This function allows solvedose_alk to be added to a piped data frame. Its output is a chemical dose in mg/L.

Usage

solvedose_alk_once(
  df,
  input_water = "defined_water",
  output_column = "dose_required",
  target_alk = NULL,
  chemical = NULL
)

Value

A data frame containing the original data frame and columns for target alkalinity, chemical dosed, and required chemical dose.

Arguments

df

a data frame containing a water class column, which has already been computed using define_water_chain. The df may include a column with names for each of the chemicals being dosed.

input_water

name of the column of water class data to be used as the input.

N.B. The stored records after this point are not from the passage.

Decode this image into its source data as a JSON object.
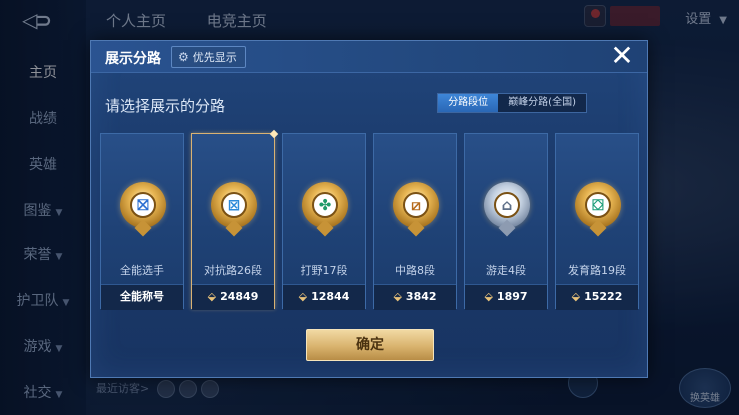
{
  "background": {
    "nav_items": [
      {
        "label": "主页",
        "active": true,
        "has_chevron": false
      },
      {
        "label": "战绩",
        "active": false,
        "has_chevron": false
      },
      {
        "label": "英雄",
        "active": false,
        "has_chevron": false
      },
      {
        "label": "图鉴",
        "active": false,
        "has_chevron": true
      },
      {
        "label": "荣誉",
        "active": false,
        "has_chevron": true
      },
      {
        "label": "护卫队",
        "active": false,
        "has_chevron": true
      },
      {
        "label": "游戏",
        "active": false,
        "has_chevron": true
      },
      {
        "label": "社交",
        "active": false,
        "has_chevron": true
      }
    ],
    "top_tabs": [
      "个人主页",
      "电竞主页"
    ],
    "settings_label": "设置",
    "visitors_label": "最近访客>",
    "right_button_label": "换英雄"
  },
  "modal": {
    "title": "展示分路",
    "pref_button": "优先显示",
    "subtitle": "请选择展示的分路",
    "seg_tabs": [
      {
        "label": "分路段位",
        "active": true
      },
      {
        "label": "巅峰分路(全国)",
        "active": false
      }
    ],
    "cards": [
      {
        "label": "全能选手",
        "stat": "全能称号",
        "has_trophy": false,
        "selected": false,
        "icon": "allround-badge-icon",
        "glyph": "⛝",
        "glyph_color": "#2c6fd1",
        "metal": "gold"
      },
      {
        "label": "对抗路26段",
        "stat": "24849",
        "has_trophy": true,
        "selected": true,
        "icon": "clash-lane-badge-icon",
        "glyph": "⊠",
        "glyph_color": "#2d8ad9",
        "metal": "gold"
      },
      {
        "label": "打野17段",
        "stat": "12844",
        "has_trophy": true,
        "selected": false,
        "icon": "jungle-badge-icon",
        "glyph": "✤",
        "glyph_color": "#1f9a67",
        "metal": "gold"
      },
      {
        "label": "中路8段",
        "stat": "3842",
        "has_trophy": true,
        "selected": false,
        "icon": "mid-lane-badge-icon",
        "glyph": "⧄",
        "glyph_color": "#b56a1c",
        "metal": "gold"
      },
      {
        "label": "游走4段",
        "stat": "1897",
        "has_trophy": true,
        "selected": false,
        "icon": "roam-badge-icon",
        "glyph": "⌂",
        "glyph_color": "#5e6f88",
        "metal": "silver"
      },
      {
        "label": "发育路19段",
        "stat": "15222",
        "has_trophy": true,
        "selected": false,
        "icon": "farm-lane-badge-icon",
        "glyph": "⛋",
        "glyph_color": "#1e9e7a",
        "metal": "gold"
      }
    ],
    "confirm_button": "确定"
  },
  "colors": {
    "accent_gold": "#d9b36e",
    "panel_blue": "#1b3a6b",
    "active_tab_blue": "#2a67b5"
  }
}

Default is "defined_water".

output_column

name of the output column storing doses in mg/L. Default is "dose_required".

target_alk

set a goal for alkalinity using the function argument or a data frame column

chemical

select the chemical to be used to reach the desired alkalinity using function argument or data frame column

Details

The data input comes from a `water` class column, initialized in define_water or balance_ions.

If the input data frame has column(s) named "target_alk" or "chemical", the function will use the column(s) as function argument(s). If these columns aren't present, specify "target_alk" or "chemical" as function arguments. The chemical names must match the chemical names as displayed in solvedose_alk. To see which chemicals can be dosed, see solvedose_alk.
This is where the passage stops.